Key Points
- A Fatal Accident Inquiry (FAI) has concluded that the 2019 death of three-year-old Archie Donald at Glasgow’s Royal Hospital for Children might have been avoided.
- Sheriff Millar’s determination identified specific defects in systems of working, including the failure to act upon abnormal blood test results.
- The inquiry highlighted a lack of post-clinic multidisciplinary review and a failure to follow established clinical guidance and the child’s specific care plan.
- Archie Donald had been receiving long-term care at the hospital since he was six weeks old, with his mother previously expressing concerns regarding systemic issues within the facility.
- The Procurator Fiscal led the evidence during the inquiry, ensuring a comprehensive examination of the circumstances surrounding the toddler’s death.
Glasgow (Glasgow Express) May 5, 2026 — The tragic death of three-year-old Archie Donald in 2019 at the Royal Hospital for Children in Glasgow could have been prevented had medical staff identified and acted upon an abnormal blood test result in a timely manner, according to a recently published Fatal Accident Inquiry (FAI) determination. The inquiry, which scrutinized the clinical care provided to the toddler, highlighted systemic failures that contributed to his untimely passing. Sheriff Millar, presiding over the inquiry at Glasgow Sheriff Court, concluded that there were clear defects in the working systems at the hospital, which ultimately led to the missed opportunity to address the infection that claimed the boy’s life.
As reported by the BBC, Archie Donald’s mother, who had been caring for him since he was six weeks old, testified that she felt an intuitive sense that something was wrong with her son. During the inquiry, she asserted that it was “clear” to her and her family that systemic issues within the hospital led to failures in the care provided to Archie. She stated to the FAI,
“Had the infection markers in his blood tests been addressed sooner, had necessary tests been conducted earlier, or if someone had recognized that Archie was indeed suffering from an infection sooner, there is a possibility my son would still be alive today”.
According to evidence presented during the inquiry, Archie visited the hospital the day before his death for a routine check-up, appearing
“lethargic, breathless, and with a decreased appetite”.

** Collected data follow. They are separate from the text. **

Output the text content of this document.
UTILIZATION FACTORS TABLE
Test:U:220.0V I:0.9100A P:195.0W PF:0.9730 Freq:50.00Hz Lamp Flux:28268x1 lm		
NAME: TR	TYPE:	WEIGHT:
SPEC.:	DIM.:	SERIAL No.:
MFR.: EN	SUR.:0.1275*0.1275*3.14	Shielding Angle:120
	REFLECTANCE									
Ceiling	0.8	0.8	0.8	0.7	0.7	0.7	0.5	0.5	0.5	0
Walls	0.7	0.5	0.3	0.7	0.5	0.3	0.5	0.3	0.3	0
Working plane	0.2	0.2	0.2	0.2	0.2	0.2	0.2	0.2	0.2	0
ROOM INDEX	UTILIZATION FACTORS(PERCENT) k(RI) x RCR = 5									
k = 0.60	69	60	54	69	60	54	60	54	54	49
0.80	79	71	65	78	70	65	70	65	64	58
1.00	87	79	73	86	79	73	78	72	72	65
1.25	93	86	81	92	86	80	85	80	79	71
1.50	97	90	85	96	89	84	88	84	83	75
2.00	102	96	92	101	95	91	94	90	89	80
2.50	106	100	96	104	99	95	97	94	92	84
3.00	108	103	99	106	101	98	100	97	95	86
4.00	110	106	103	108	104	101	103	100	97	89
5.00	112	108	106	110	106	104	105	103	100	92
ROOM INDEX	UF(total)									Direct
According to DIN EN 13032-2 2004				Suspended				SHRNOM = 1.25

As noted by the BBC, a consultant, Dr. Maxwell, detected a heart murmur that had not been previously documented and subsequently ordered blood tests and an echocardiogram to investigate the possibility of bacterial endocarditis. Despite these steps, the inquiry found that the abnormal blood test results were not identified or acted upon with the necessary urgency.
In the early hours of November 20, 2019, Archie was found to be restless with a heart rate fluctuating between 160 and 178 beats per minute.

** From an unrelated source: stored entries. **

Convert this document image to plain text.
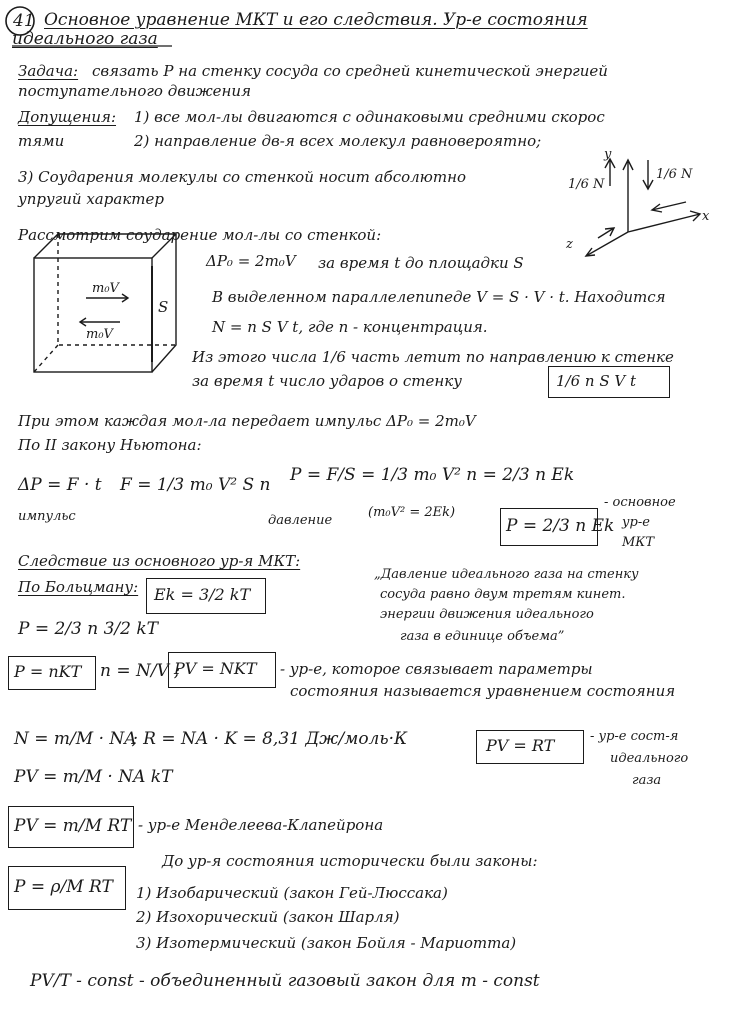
41 Основное уравнение МКТ и его следствия. Ур-е состояния
идеального газа
Задача: связать P на стенку сосуда со средней кинетической энергией
поступательного движения
Допущения: 1) все мол-лы двигаются с одинаковыми средними скорос
тями	2) направление дв-я всех молекул равновероятно;
3) Соударения молекулы со стенкой носит абсолютно
упругий характер
y
x
z
1/6 N
1/6 N
Рассмотрим соударение мол-лы со стенкой:
m₀V
m₀V
S
ΔP₀ = 2m₀V за время t до площадки S
В выделенном параллелепипеде V = S · V · t. Находится
N = n S V t, где n - концентрация.
Из этого числа 1/6 часть летит по направлению к стенке
за время t число ударов о стенку	1/6 n S V t
При этом каждая мол-ла передает импульс ΔP₀ = 2m₀V
По II закону Ньютона:
ΔP = F · t F = 1/3 m₀ V² S n P = F/S = 1/3 m₀ V² n = 2/3 n Ek
импульс	давление
(m₀V² = 2Ek)
P = 2/3 n Ek
- основное
ур-е
МКТ
Следствие из основного ур-я МКТ:
По Больцману: Ek = 3/2 kT
„Давление идеального газа на стенку
сосуда равно двум третям кинет.
энергии движения идеального
газа в единице объема”
P = 2/3 n 3/2 kT
P = nKT n = N/V ;
PV = NKT - ур-е, которое связывает параметры
состояния называется уравнением состояния
N = m/M · NA
; R = NA · K = 8,31 Дж/моль·К
PV = m/M · NA kT
PV = RT	- ур-е сост-я
идеального
газа
PV = m/M RT - ур-е Менделеева-Клапейрона
P = ρ/M RT
До ур-я состояния исторически были законы:
1) Изобарический (закон Гей-Люссака)
2) Изохорический (закон Шарля)
3) Изотермический (закон Бойля - Мариотта)
PV/T - const - объединенный газовый закон для m - const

His mother activated the emergency buzzer at 3:25 AM due to the toddler vomiting and again 11 minutes later when he stopped breathing. Despite the efforts of the medical team to revive him, Archie was declared deceased at 4:36 AM. A post-mortem examination later confirmed the cause of death as subacute bacterial endocarditis.
Procurator Fiscal Andy Shanks, representing the Crown Office and Procurator Fiscal Service, addressed the findings following the publication of the determination. As reported by STV News, Mr. Shanks stated:
“The sheriff’s determination is detailed and notes a reasonable precaution that could have been taken to avoid Archie Donald’s death.”
He further emphasized that the FAI followed a “thorough and comprehensive investigation” by the Procurator Fiscal to ensure that the full facts and circumstances were presented in evidence.
What background led to the Fatal Accident Inquiry?
The inquiry into Archie Donald’s death was ordered as a discretionary Fatal Accident Inquiry due to the significant public concern surrounding the circumstances of his passing. The process involved an extensive examination of the hospital’s clinical practices, including staffing levels and the built environment of the Royal Hospital for Children.
Throughout the proceedings, evidence was gathered from paediatric consultants from NHS Greater Glasgow and Clyde, as well as a microbiologist, to assess whether the hospital’s environment or internal procedures contributed to the clinical failure.
The inquiry aimed to provide clarity for the family and to ensure that lessons were learned regarding record sharing, delay in admittance, and the identification of infections.
How will this development affect the healthcare system and patient safety?
The determination of this inquiry is expected to have a significant impact on clinical governance within the NHS Greater Glasgow and Clyde health board. By highlighting “defects in systems of working,” the findings serve as a critical catalyst for the review of communication protocols, specifically concerning the flagging of abnormal blood test results.
For parents and families relying on the hospital, this development underscores the necessity for more rigorous multidisciplinary reviews after clinics, ensuring that no patient data—particularly critical lab markers—is overlooked. It is anticipated that this scrutiny will compel the hospital to adopt stricter adherence to existing clinical guidance, potentially leading to more transparent monitoring of patient care plans and a more proactive approach to emergency response protocols to prevent similar tragedies in the future.